A jar apparatus (jar) 10 includes a plurality of pistons 16 that are secured together to form a piston assembly 23. Piston assembly 23 is movable axially in response to an actuating pressure differential between the jar bore 17 and the portion of borehole 19 that surrounds jar 10. Biasing spring 28 biases piston assembly 23 to return to a closed position when the actuating pressure differential is reduced by a predetermined amount. Piston assembly 23 forces a hammer member 32 and a movable anvil portion 30A axially to cock the jar in response to the applied actuating pressure differential. When the pressure differential is reduced, biasing spring 28 moves movable anvil portion 30A against anvil support portion 30B. Detent assembly 47 temporarily limits the velocity of hammer member 32 towards movable anvil portion 30A after the pressure differential is reduced. Compressed nitrogen 64 in nitrogen chamber 31 biases hammer member towards movable anvil portion 30A to deliver a jar impact.

Description

BACKGROUND OF THE INVENTION
1. Field of the Invention
The present invention relates generally to jar assemblies and, more particularly, to a hydraulic jar apparatus (jarring tool) and method that operates to effect an axially directed jar impact without the requirement to reciprocate the wellbore string, e.g., the pipe or coiled tubing to which the jarring tool is attached.
2. Description of the Background
Coiled tubing is used in almost every area of oil and gas well operations from drilling operations to workovers. Because of the economy of operation and the convenience of moving a coiled tubing unit as compared to moving a drilling or workover rig, coiled tubing technology is increasingly used to replace rig operations in many areas, especially in remote areas. Coiled tubing may also be used for many specialized purposes such as gas injection or fishing operations.
During coiled tubing operations, various downhole tools are utilized, including jars for removing objects that may become stuck within the wellbore. For instance, expensive bottom hole assemblies including measurement-while-drilling (MWD) tools, bits, drill collars, stabilizers, jar sections, and the like, frequently become stuck in the wellbore.
Presently available jar apparatuses, including hydraulic jar apparatuses, require that the string be reciprocated to effect a jar impact. When operating a jar apparatus by reciprocating coiled tubing, the coiled tubing experiences bending cycles that introduce plastic strain and fatigue as the tubing is transferred from the storage reel to the wellbore. Although the surface components of the coiled tubing units, such as the injector head, tubing guide, and service reel, may be designed to extend the life of the coiled tubing, fatigue failure eventually occurs due to transfer of the coiled tubing from the storage reel to the wellbore. Fatigue failure occurs more rapidly if repeated high strains are imposed in combination with internal pressure within the coiled tubing. Fatigue failure may also be exacerbated by corrosion that may occur due to corrosive fluids, hydrogen sulfide, carbonic acid, saturated salt solutions, and the like. Additionally, coiled tubing strain may occur due to borehole geometry and deviation, pipe and tool weight, wellbore pressure, and frictional effects of tubing rubbing against casing or openhole.

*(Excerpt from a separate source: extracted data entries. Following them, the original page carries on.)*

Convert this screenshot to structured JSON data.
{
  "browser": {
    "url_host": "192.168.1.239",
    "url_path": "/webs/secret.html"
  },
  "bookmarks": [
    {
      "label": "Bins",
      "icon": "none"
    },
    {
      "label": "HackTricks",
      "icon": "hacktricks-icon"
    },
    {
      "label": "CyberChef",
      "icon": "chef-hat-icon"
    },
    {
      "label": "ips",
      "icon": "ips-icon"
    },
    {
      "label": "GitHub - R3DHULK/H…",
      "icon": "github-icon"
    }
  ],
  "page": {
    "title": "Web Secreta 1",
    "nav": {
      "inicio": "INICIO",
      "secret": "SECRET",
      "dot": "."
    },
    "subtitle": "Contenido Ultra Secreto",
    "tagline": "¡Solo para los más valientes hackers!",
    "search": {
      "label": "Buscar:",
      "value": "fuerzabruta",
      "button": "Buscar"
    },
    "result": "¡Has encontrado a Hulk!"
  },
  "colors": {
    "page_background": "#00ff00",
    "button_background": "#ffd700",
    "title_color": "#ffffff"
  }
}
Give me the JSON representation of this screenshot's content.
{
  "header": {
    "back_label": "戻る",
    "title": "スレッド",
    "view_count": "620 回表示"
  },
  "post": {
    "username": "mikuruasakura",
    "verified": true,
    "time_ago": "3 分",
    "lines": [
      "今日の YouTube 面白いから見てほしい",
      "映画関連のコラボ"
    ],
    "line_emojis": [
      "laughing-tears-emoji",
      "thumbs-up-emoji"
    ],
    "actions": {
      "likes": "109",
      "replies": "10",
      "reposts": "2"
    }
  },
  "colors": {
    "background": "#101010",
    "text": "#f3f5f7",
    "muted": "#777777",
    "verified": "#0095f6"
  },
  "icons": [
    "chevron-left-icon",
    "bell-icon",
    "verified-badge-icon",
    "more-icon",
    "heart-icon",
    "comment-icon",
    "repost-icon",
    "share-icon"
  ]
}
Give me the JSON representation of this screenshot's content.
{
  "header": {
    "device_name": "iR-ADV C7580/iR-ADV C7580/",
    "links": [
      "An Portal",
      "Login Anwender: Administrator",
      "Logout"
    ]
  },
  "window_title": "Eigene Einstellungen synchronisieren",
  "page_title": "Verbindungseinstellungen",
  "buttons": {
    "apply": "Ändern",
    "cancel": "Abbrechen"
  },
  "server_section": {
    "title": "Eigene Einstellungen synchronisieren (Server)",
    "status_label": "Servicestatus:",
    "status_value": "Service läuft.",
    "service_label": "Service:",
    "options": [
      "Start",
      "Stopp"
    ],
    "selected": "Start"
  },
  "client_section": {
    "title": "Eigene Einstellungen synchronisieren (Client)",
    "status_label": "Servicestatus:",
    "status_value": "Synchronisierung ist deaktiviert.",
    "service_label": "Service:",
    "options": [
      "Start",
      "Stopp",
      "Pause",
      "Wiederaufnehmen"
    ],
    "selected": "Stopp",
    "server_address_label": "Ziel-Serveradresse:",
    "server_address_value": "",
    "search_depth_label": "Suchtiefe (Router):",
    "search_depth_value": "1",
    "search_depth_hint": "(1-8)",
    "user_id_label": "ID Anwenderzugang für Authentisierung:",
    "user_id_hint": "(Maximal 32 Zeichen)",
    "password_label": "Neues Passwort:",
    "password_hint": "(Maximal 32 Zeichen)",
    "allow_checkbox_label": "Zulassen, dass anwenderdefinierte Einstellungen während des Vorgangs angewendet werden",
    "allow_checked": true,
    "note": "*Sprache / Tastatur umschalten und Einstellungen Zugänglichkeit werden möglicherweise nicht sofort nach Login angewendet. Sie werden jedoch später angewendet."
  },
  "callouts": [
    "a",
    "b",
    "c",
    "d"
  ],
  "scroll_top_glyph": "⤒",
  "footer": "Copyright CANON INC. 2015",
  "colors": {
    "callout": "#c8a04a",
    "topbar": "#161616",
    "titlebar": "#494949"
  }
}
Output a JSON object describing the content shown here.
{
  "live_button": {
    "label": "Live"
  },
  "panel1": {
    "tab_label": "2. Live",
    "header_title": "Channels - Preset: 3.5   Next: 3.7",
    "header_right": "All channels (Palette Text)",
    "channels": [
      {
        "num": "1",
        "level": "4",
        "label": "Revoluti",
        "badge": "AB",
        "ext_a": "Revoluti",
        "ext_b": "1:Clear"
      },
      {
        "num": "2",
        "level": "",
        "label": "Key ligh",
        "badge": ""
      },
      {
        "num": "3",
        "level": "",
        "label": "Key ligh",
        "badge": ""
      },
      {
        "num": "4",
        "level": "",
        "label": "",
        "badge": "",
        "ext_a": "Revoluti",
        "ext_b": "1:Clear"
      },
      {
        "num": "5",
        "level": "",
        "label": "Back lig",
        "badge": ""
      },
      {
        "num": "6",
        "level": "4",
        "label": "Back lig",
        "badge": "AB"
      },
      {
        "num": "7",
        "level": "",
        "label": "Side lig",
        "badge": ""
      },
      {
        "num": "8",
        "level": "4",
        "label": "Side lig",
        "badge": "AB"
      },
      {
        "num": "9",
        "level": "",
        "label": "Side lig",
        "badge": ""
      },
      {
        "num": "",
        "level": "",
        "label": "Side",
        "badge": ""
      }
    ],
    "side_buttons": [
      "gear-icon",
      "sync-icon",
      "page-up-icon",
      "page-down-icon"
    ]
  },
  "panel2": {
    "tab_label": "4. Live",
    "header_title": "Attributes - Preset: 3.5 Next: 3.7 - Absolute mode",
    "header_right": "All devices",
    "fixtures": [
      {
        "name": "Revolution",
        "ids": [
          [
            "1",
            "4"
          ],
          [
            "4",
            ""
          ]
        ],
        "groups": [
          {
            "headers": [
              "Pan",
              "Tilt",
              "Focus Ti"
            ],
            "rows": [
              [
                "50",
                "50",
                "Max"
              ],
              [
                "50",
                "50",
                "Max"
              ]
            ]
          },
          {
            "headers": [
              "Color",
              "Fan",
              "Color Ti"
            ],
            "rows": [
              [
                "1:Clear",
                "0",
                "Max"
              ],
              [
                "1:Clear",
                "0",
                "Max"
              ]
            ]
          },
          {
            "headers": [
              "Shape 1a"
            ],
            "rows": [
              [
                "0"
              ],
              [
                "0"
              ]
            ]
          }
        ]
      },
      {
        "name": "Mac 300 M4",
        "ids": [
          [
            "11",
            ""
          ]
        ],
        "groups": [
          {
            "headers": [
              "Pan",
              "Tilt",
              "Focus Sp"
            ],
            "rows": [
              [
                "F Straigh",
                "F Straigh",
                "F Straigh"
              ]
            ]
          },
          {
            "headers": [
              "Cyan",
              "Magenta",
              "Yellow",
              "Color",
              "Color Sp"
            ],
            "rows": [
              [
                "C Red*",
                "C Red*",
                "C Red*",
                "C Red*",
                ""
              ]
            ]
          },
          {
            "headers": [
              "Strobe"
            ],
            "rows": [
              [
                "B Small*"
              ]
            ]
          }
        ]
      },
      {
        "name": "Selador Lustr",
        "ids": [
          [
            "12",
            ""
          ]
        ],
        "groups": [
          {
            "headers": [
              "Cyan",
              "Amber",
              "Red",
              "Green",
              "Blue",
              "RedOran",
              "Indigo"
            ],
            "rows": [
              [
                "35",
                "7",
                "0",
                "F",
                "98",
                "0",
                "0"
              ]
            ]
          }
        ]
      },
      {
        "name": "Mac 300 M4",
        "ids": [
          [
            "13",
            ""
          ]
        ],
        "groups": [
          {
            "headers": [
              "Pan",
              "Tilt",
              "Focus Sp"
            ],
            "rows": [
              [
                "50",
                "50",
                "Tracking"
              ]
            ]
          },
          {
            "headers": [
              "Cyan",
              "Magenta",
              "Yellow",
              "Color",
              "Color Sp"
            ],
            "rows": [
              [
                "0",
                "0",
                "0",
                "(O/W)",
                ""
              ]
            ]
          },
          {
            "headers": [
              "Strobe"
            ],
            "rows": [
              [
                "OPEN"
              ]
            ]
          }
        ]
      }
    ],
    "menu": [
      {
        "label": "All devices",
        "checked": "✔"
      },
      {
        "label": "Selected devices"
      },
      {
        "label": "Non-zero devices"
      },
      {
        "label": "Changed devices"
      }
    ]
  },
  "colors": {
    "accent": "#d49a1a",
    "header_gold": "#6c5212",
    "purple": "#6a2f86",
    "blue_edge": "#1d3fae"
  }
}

In many instances, to effect recovery of a stuck tool, it is necessary to actuate the jar by reciprocating the pipe string many times. While coiled tubing is typically designed to be safely reciprocated thousands of times without failure, any failure of the coiled tubing that does occur is likely to be catastrophic. Coiled tubing failure can lead to costly loss of equipment and loss of the well, and/or cause human injury.
Because of the danger of coiled tubing failure, coiled tubing operators have a standard operating procedure of permitting only a certain number of reciprocations over a particular region of the tubing before the tubing is pulled from the wellbore. In fact, some experts recommend permitting only as few as ten reciprocations, depending on the conditions of the operation, before the tubing is pulled from the wellbore. The operator then cuts off a portion, generally about fifty or more feet, of the bottom section. The tubing is then run back into the well to continue operations with a relatively new section of coiled tubing positioned in the particular region where higher stress occurs. This procedure takes considerable time and must be repeated as necessary thereby greatly increasing the cost of the operation.
Both coiled tubing units and drilling rigs are used to drill horizontally extended reach wells, both onshore and offshore, that are now common operations all over the world. The bottom hole assembly (BHA) employed in such drilling operations may consist of a downhole motor, several nonmagnetic drill collars, an MWD tool, and other equipment. A drilling jar is usually run in the top section of this assembly. During the drilling operation, it is not uncommon for the BHA to become stuck, as discussed hereinbefore. Repeated jarring may not free the BHA and, in fact, the jar itself may become stuck or inoperable. It would be desirable to be able to continue jarring regardless of whether the BHA is stuck. It is also desirable to avoid reciprocating the coiled tubing during the jarring to avoid stress applied thereto as discussed hereinbefore. As well, coiled tubing may be used in fishing/workover operations to jar a stuck fish (downhole assembly of some type) from a well bore either in open hole or cased hole.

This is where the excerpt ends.